I have plenty of room, along the north exterior wall of my shop, more than 14 feet of wall. So length isn't a problem. Depth is the problem, my saw bench, built 3 years ago around my Craftsman 10" miter saw, is only 24" deep, so there's absolutely no room for a slider.


I use the miter saw for cross cutting everything to length. Everything from 4X4s for shop table legs to 1X8 or 1x10 oak planks for cabinet face frames. I don't have a good crosscut sled for my table saw, and don't have a lot of room on either side of the blade (~6 ft). I'd love to have a track saw for breaking down sheet goods, but it hasn't become a priority yet.


----------



## MaintenanceMan (Jun 25, 2010)

I bought the Dewalt DW706XPS back last winter and am very happy with it. It's the dual bevel 12" miter saw. I know how most don't really need a dual bevel saw that often but the XPS light is far superior to every laser I've ever used. It's such a simple idea that just works great. It's available as an accessory but the one I purchased came with the XPS on the saw. It's supposedly a tad quieter than the single bevel too, but I haven't exactly had the opportunity to use them side by side..


----------



## Mad (Dec 9, 2017)

GuitarPhotographer said:


> to 1X8 or 1x10 oak planks



Despite having a 12" blade, I'm not sure if a 12" chop saw can slice through a 1x10 in one cut, without building a platform to elevate the plank above the table, higher than where the blade would normally intersect with the table in the full down chop position. The widest part of the blade never makes it down as far as the area of the circle that is actually available for doing the cutting.

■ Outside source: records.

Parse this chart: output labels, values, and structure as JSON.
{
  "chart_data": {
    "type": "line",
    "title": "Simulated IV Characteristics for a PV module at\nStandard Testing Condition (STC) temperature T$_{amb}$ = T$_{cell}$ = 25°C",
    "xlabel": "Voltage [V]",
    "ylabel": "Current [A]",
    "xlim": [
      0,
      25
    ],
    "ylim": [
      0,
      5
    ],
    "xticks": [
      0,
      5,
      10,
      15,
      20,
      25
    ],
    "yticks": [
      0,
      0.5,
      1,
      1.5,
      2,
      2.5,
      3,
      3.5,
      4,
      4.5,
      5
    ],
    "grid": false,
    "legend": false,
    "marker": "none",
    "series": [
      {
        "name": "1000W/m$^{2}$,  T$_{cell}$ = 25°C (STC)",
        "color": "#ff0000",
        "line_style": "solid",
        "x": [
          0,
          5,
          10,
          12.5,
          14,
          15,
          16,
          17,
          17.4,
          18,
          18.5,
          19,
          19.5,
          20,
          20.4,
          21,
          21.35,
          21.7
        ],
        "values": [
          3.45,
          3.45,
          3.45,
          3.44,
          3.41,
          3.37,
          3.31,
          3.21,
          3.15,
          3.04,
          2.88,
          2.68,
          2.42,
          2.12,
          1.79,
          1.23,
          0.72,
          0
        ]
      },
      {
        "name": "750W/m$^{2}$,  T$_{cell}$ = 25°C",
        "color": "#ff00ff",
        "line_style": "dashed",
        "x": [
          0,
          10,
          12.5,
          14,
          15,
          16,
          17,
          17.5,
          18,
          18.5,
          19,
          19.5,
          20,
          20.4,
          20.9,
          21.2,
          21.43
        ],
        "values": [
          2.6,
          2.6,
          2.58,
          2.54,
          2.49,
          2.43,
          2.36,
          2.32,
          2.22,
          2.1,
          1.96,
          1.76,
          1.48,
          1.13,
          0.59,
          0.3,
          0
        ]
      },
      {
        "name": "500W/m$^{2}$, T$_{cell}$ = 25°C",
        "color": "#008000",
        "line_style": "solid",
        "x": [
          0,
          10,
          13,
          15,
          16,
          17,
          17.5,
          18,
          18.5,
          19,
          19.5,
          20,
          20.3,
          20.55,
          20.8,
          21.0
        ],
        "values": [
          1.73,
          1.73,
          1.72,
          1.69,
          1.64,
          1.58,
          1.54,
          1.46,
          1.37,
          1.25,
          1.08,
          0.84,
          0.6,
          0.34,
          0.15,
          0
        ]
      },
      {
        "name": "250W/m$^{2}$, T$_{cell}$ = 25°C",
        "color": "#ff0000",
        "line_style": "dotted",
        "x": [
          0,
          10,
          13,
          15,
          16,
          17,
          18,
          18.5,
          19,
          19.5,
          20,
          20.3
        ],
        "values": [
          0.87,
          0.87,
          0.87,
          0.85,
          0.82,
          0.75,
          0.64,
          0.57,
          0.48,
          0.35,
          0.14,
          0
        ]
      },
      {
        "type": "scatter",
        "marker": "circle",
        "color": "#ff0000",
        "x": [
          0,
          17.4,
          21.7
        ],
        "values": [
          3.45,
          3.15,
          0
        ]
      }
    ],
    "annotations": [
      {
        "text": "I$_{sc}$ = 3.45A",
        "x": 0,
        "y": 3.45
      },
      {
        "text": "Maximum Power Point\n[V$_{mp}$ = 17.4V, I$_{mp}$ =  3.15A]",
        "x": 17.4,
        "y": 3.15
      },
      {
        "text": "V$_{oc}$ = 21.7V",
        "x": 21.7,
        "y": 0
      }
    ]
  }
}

This might vary from saw to saw, depending on the geometry of the saw's pivot point relative to the the saw's fence position at the table, so if I were shopping for a non sliding chop saw, I'd probably bring a short slice of plank that is the width and depth (but not the length) of the stock material that is widest and deepest, and lay that short sample on the prospective chop saw tables adjacent to the blade (but not underneath it), and bring the chop head down while looking at the edge nearest you during the downstroke, to see if the diameter of the blade will encompass the entire width of the material as is, without having to build up jigs and auxiliary tables and back fences.

Naturally, with a slide or glide, this wouldn't be an issue, but since you are going with a chop, I'd probably want to compare real world material cutting width, in one stroke, with no reverse flips and no table mods, before making a final decision.

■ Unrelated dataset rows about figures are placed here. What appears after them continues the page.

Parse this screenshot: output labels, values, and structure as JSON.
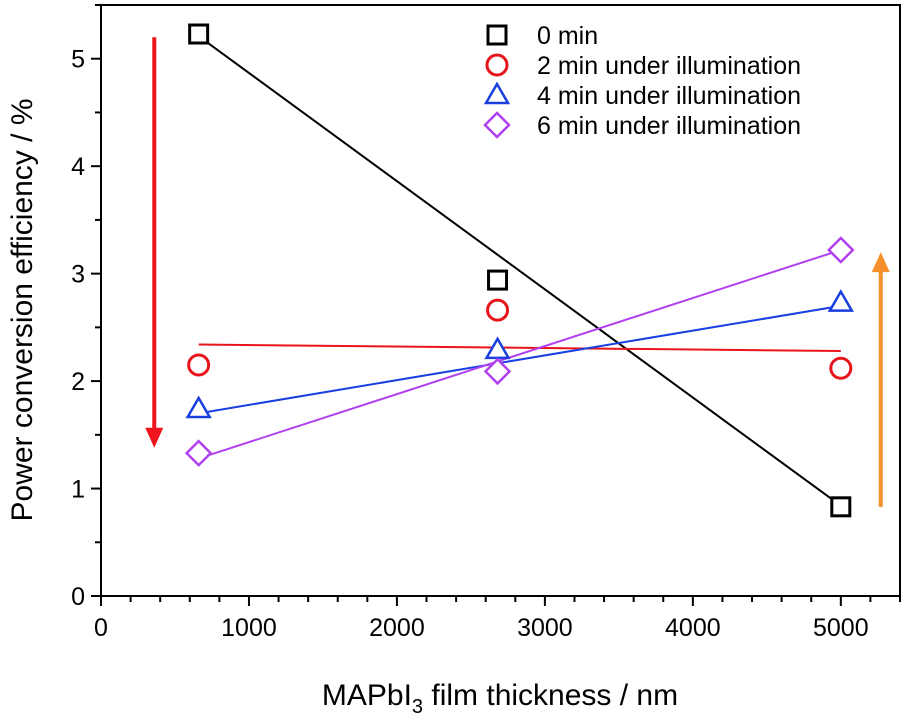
{
  "chart_data": {
    "type": "scatter",
    "xlabel_main": "MAPbI",
    "xlabel_sub": "3",
    "xlabel_rest": " film thickness / nm",
    "ylabel": "Power conversion efficiency / %",
    "xlim": [
      0,
      5400
    ],
    "ylim": [
      0,
      5.5
    ],
    "xticks": [
      0,
      1000,
      2000,
      3000,
      4000,
      5000
    ],
    "yticks": [
      0,
      1,
      2,
      3,
      4,
      5
    ],
    "x_minor_step": 200,
    "y_minor_step": 0.5,
    "grid": false,
    "legend_position": "top-right",
    "x": [
      660,
      2680,
      5000
    ],
    "series": [
      {
        "name": "0 min",
        "marker": "square",
        "color": "#000000",
        "values": [
          5.23,
          2.94,
          0.83
        ],
        "fit": [
          5.21,
          0.84
        ]
      },
      {
        "name": "2 min under illumination",
        "marker": "circle",
        "color": "#e8141c",
        "values": [
          2.15,
          2.66,
          2.12
        ],
        "fit": [
          2.34,
          2.28
        ]
      },
      {
        "name": "4 min under illumination",
        "marker": "triangle",
        "color": "#1a3fe0",
        "values": [
          1.74,
          2.29,
          2.73
        ],
        "fit": [
          1.7,
          2.7
        ]
      },
      {
        "name": "6 min under illumination",
        "marker": "diamond",
        "color": "#b040f0",
        "values": [
          1.33,
          2.09,
          3.22
        ],
        "fit": [
          1.28,
          3.22
        ]
      }
    ],
    "annotations": [
      {
        "type": "arrow",
        "direction": "down",
        "color": "#f0141c",
        "x": 360,
        "y_from": 5.2,
        "y_to": 1.38
      },
      {
        "type": "arrow",
        "direction": "up",
        "color": "#f5902a",
        "x": 5270,
        "y_from": 0.83,
        "y_to": 3.2
      }
    ]
  }
}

I've had a radial saw since the mid 1980s with no accidents knock on wood. I made 6 push sticks the day I got that saw, of all different depths and angles, and keep my hands away from not only the blade, but from the blade path along the entire arm. So far, so good.

I bought the sliding compound miter saw for it's mobility, and selected a 12" to cross cut 4x6 headers easily. The Glide Arm made the most sense as far as the compactness to capacity and capability ratio is concerned, and the saw is used in construction, not fine cabinetry or guitar making.

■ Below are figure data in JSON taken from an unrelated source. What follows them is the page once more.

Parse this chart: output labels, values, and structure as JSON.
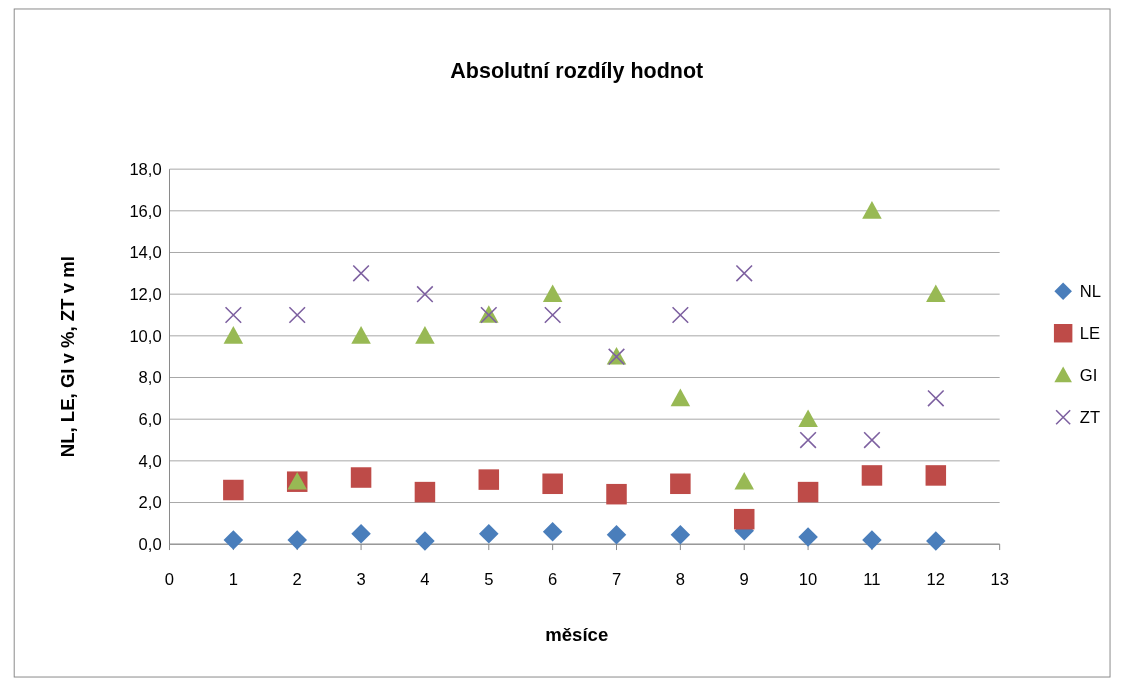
{
  "chart_data": {
    "type": "scatter",
    "title": "Absolutní rozdíly hodnot",
    "xlabel": "měsíce",
    "ylabel": "NL, LE, GI v %, ZT v ml",
    "x": [
      1,
      2,
      3,
      4,
      5,
      6,
      7,
      8,
      9,
      10,
      11,
      12
    ],
    "series": [
      {
        "name": "NL",
        "color": "#4a7ebb",
        "marker": "diamond",
        "values": [
          0.2,
          0.2,
          0.5,
          0.15,
          0.5,
          0.6,
          0.45,
          0.45,
          0.65,
          0.35,
          0.2,
          0.15
        ]
      },
      {
        "name": "LE",
        "color": "#be4b48",
        "marker": "square",
        "values": [
          2.6,
          3.0,
          3.2,
          2.5,
          3.1,
          2.9,
          2.4,
          2.9,
          1.2,
          2.5,
          3.3,
          3.3
        ]
      },
      {
        "name": "GI",
        "color": "#98b954",
        "marker": "triangle",
        "values": [
          10,
          3,
          10,
          10,
          11,
          12,
          9,
          7,
          3,
          6,
          16,
          12
        ]
      },
      {
        "name": "ZT",
        "color": "#7d60a0",
        "marker": "cross",
        "values": [
          11,
          11,
          13,
          12,
          11,
          11,
          9,
          11,
          13,
          5,
          5,
          7
        ]
      }
    ],
    "xlim": [
      0,
      13
    ],
    "xticks": [
      0,
      1,
      2,
      3,
      4,
      5,
      6,
      7,
      8,
      9,
      10,
      11,
      12,
      13
    ],
    "ylim": [
      0,
      18
    ],
    "yticks": [
      {
        "value": 0,
        "label": "0,0"
      },
      {
        "value": 2,
        "label": "2,0"
      },
      {
        "value": 4,
        "label": "4,0"
      },
      {
        "value": 6,
        "label": "6,0"
      },
      {
        "value": 8,
        "label": "8,0"
      },
      {
        "value": 10,
        "label": "10,0"
      },
      {
        "value": 12,
        "label": "12,0"
      },
      {
        "value": 14,
        "label": "14,0"
      },
      {
        "value": 16,
        "label": "16,0"
      },
      {
        "value": 18,
        "label": "18,0"
      }
    ],
    "grid": "y",
    "legend": "right"
  }
}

If seeking the utmost in precision, I would tend to think that a smaller 10" would offer a more naturally stable blade with less potential for deflection. You've already identified and considered the two 10" saws on the market have a zero clearance design that can be positioned flat up against a wall.

But since you want to cross cut 4x4's (how many more table legs to you need?), the 10", of any type or at any price, probably will not be as convenient as a 12", which makes mince meat out of cutting 4x material. I smile every time a slice through a 4x6 in one chop.


----------



## GuitarPhotographer (Jun 26, 2015)

Yes, you are right, I should not expect a 12" saw to cut a 1X10 in one go. But thanks for the "put a board under it" tip. I have never tried or even seen that!


I work mostly with red oak, cedar, hemlock, and doug fir. The oak is available at the local hardwood dealer in widths ranging from 8-10 inches, and generally the first step in a project is to cut the plank to rough length prior to planing. 



Today I was pondering the dust collection issue. The new saw has even worse dust collection capability than the Craftsman. I think a hood behind the saw with a down-draft connection to the dust collector or shop vac is in order.


Thanks for your help and suggestions.


----------



## GuitarPhotographer (Jun 26, 2015)

Well, I finished rebuilding the miter saw table to accommodate the new Dewalt 12" miter saw. It was a job of work partly because when I made it 3 years ago, it was my first ever "shop project." I did a lot of thing the wrong way, and some of those bit me on the butt yesterday and today, but with some work, and more than a little swearing, the saw is now in the miter saw bench and the table fence (6 ft on the infeed side, 3 ft on the outfeed) properly aligned with the saw base.


I think the current dust collection solution is going to be some kind of hood behind the saw connected to the dust collector or shop vac, which ever works best. I'll be prototyping that next week.


Thanks to all for help and encouragement


----------